Remember that at relative humidity below 62%, all conidia and spores (sexual and asexual “seeds” of mold) are inactive and the mold hyphae is dead. You do not have to KILL mold, you only have to dry it in conditions less than 60% Relative humidity. The pigmented staining caused by stressed mold is another story, altogether. But alcohol is NOT needed to kill mold. Mold conidia are ubiquitous in the air so there is no way to avoid it other than lower the RH.
August 14, 2013 at 1:42 pm #132551
Thank you Dale for this extra information. The 70/30 ratio was included in a 2012 post on this board about mold on a corn husk doll, but I didn’t seek additional authoritative sources.
I was reviewing the Tara Kennedy webinar from Feb. re: mold when I noticed your post. She addressed lowering the temp. to freezing to kill active mold, but added that air-drying can reactivate it. Dale, I am able to maintain 30% RH in my collection – so according to what you mentioned, the spores (not the mold) would be dead and in a dried state that will facilitate the mold and spore removal? Tara recommended a HEPA vacuum to remove the dried mold/spores, is that all that is needed? Are there recommended HEPA vacuum/filter brands/models, or can I be cost-effective when I shop?
Thank you to everyone who joins this discussion, I am learning a lot!

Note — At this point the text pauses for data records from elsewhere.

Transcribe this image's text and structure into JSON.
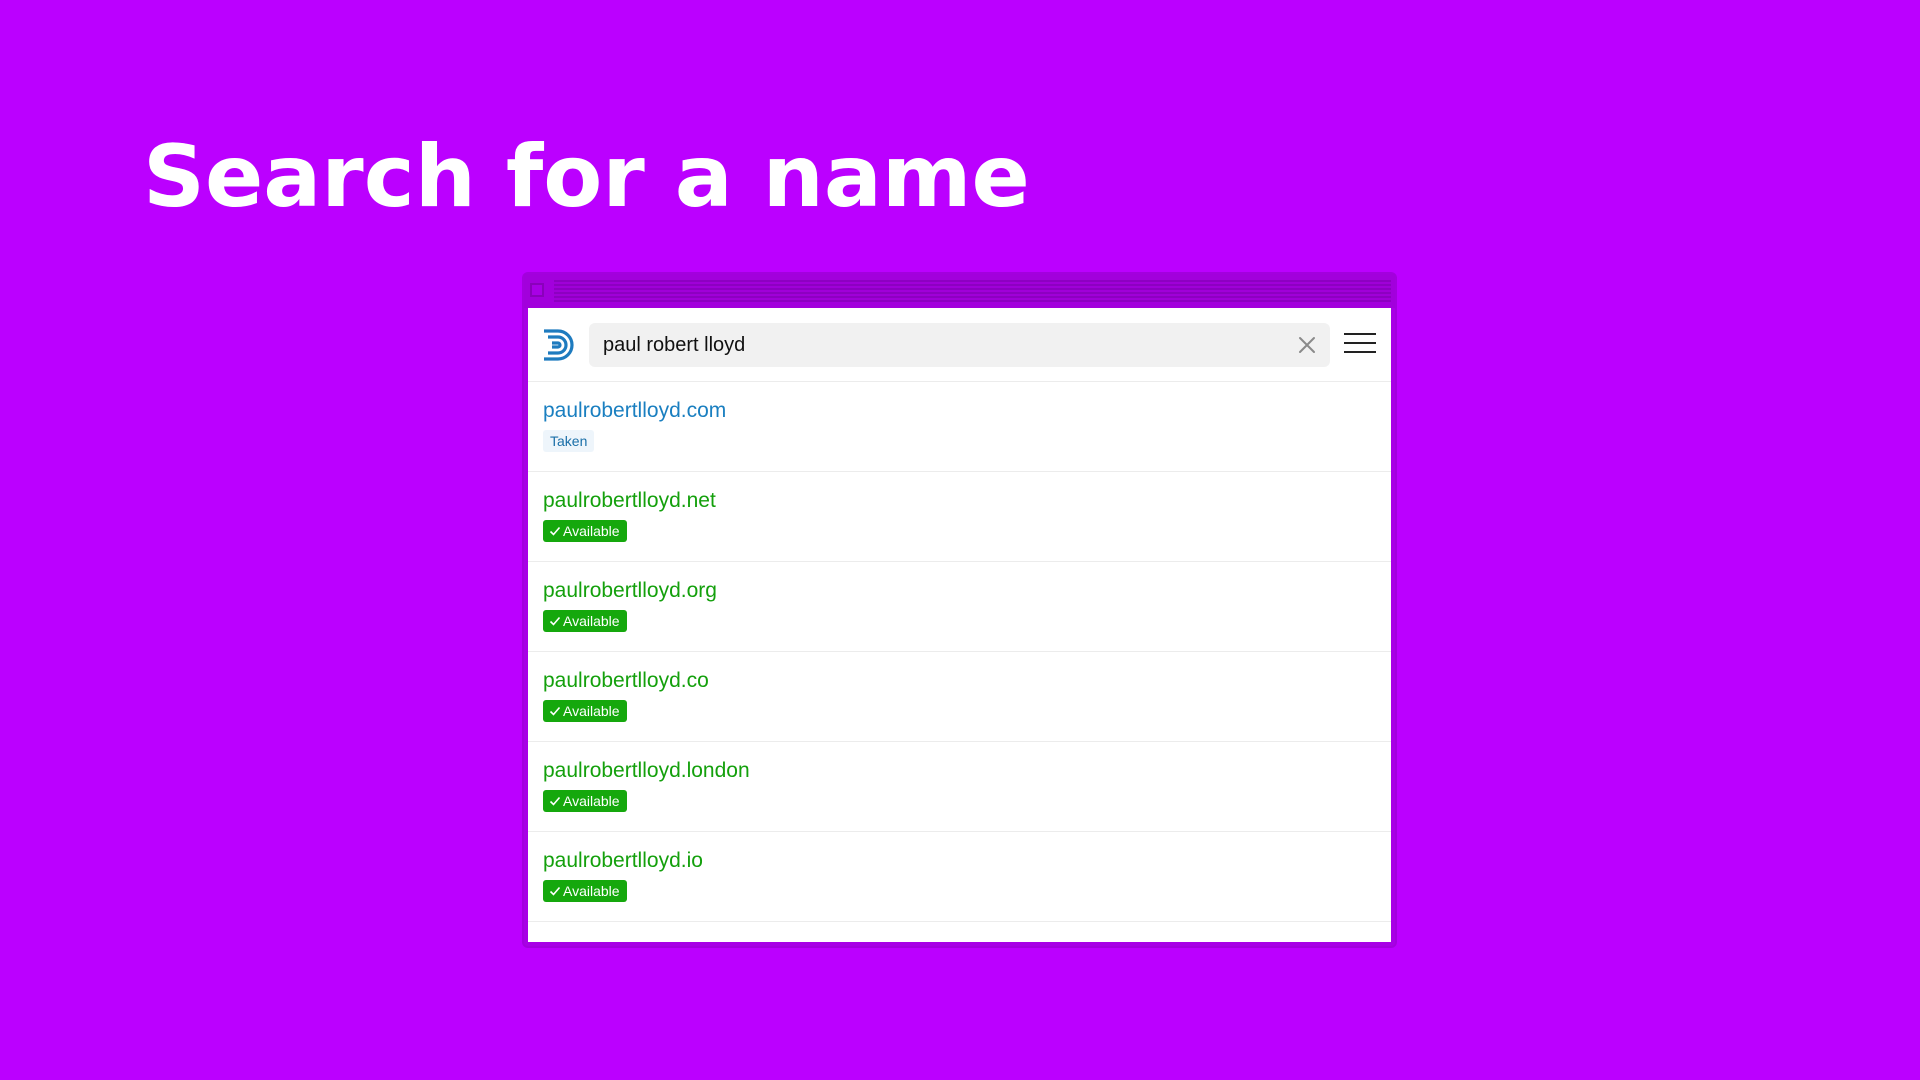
{
  "headline": "Search for a name",
  "search": {
    "value": "paul robert lloyd"
  },
  "icons": {
    "logo": "logo-icon",
    "clear": "close-icon",
    "menu": "hamburger-menu-icon",
    "check": "check-icon"
  },
  "colors": {
    "background": "#bb00ff",
    "taken_link": "#1a7fc0",
    "available_link": "#14a00c",
    "available_badge": "#15a80d",
    "logo": "#1e7bbf"
  },
  "results": [
    {
      "domain": "paulrobertlloyd.com",
      "status": "taken",
      "badge": "Taken"
    },
    {
      "domain": "paulrobertlloyd.net",
      "status": "available",
      "badge": "Available"
    },
    {
      "domain": "paulrobertlloyd.org",
      "status": "available",
      "badge": "Available"
    },
    {
      "domain": "paulrobertlloyd.co",
      "status": "available",
      "badge": "Available"
    },
    {
      "domain": "paulrobertlloyd.london",
      "status": "available",
      "badge": "Available"
    },
    {
      "domain": "paulrobertlloyd.io",
      "status": "available",
      "badge": "Available"
    }
  ]
}
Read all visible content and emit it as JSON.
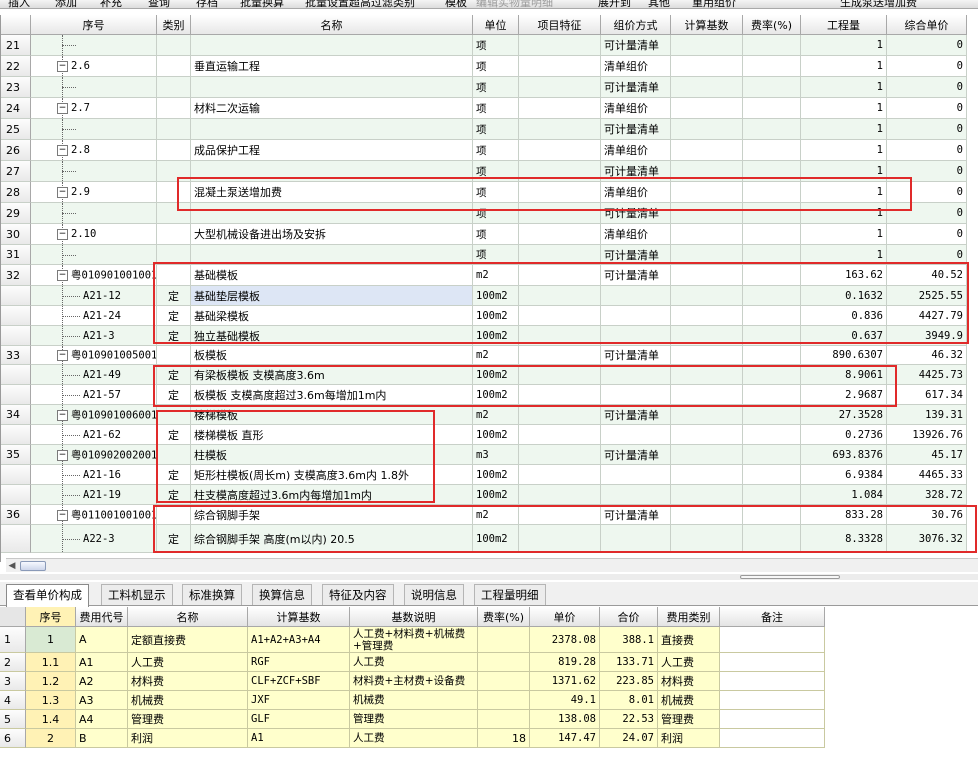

August 14, 2013 at 2:01 pm #132550
On the flowering and vegetative, branched portions of mold, there are huge numbers of conidia so using a HEPA vac nozzle covered with nylon window screen as a “pick-up” above the textile while you gently brush the mold plant materials off the textile with a soft brush is an excellent idea. But be careful not to do this “cleaning” activity in collections rooms or offices. Weara fine particle mask and clothing or a smock that you can remove and launder separately after your work is done. Otherwise you’ll be walking around with extra conidia up your nose all day long!
Mold conidia are allergens and in large numbers can make people ill, so pulling them away into an airstream created by a HEPA vac and trapping them is a good idea. Just remember that all those spores and conidia now live in the HEPA filter in huge numbers so change the filter outdoors, in good ventilation, standing “up-stream” and wear a fine particle mask and washable clothing.
Cleaning your worktable, tools, vacuum nozzle and work area is strongly advised too, because the conidia will have been shed in large numbers during the cleaning process. Surfactant (dish washing detergent) and water (like washing dishes in the sink) is very effective but to truly disinfect, using rubbing alcohol 70% isopropyl and water just as you buy it from the drug store. Hmmm, I wonder if THIS is the original source of the misunderstanding?) This is also an excellent degreaser so wear nitrile gloves that you can then wash or dispose of.
At 30% RH all the mold in your collections are passive rather than alive. For diminishing staining, really get a textile conservator involved. Good luck and post other questions!
August 14, 2013 at 2:08 pm #132549
Whoops, reversed some data: at 30% RH, the mold is dead, the spores are not. So the question remains: can a HEPA filter/vacuum be used to remove the dried mold and spores?
August 14, 2013 at 2:22 pm #132548Barbara AppelbaumMember
70/30 ethanol/water is the standard treatment for mold. If a textile is moldy,the mold will be killed by a quick wetting – spraying is often the easiest way to apply small amounts where needed and limit the amount of alcohol used. Vacuuming first with a HEPA-filtered vacuum cleaner is helpful if there’s a lot of mold. There is no justification for using that solution for washing. No amount of alcohol, however, will prevent mold growth if the piece is put back in the environment that encouraged the mold growth in the first place.
August 14, 2013 at 3:20 pm #132547
Barbara – Didn’t Mary-Lou Florian’s extensive research on mold show that isopropyl was more effective at killing conidia – making them non-viable -than ethanol? If the mold is in a passive state, there is nothing to “kill”. Does the literature someplace suggest spraying things as a matter of course? What’s the point?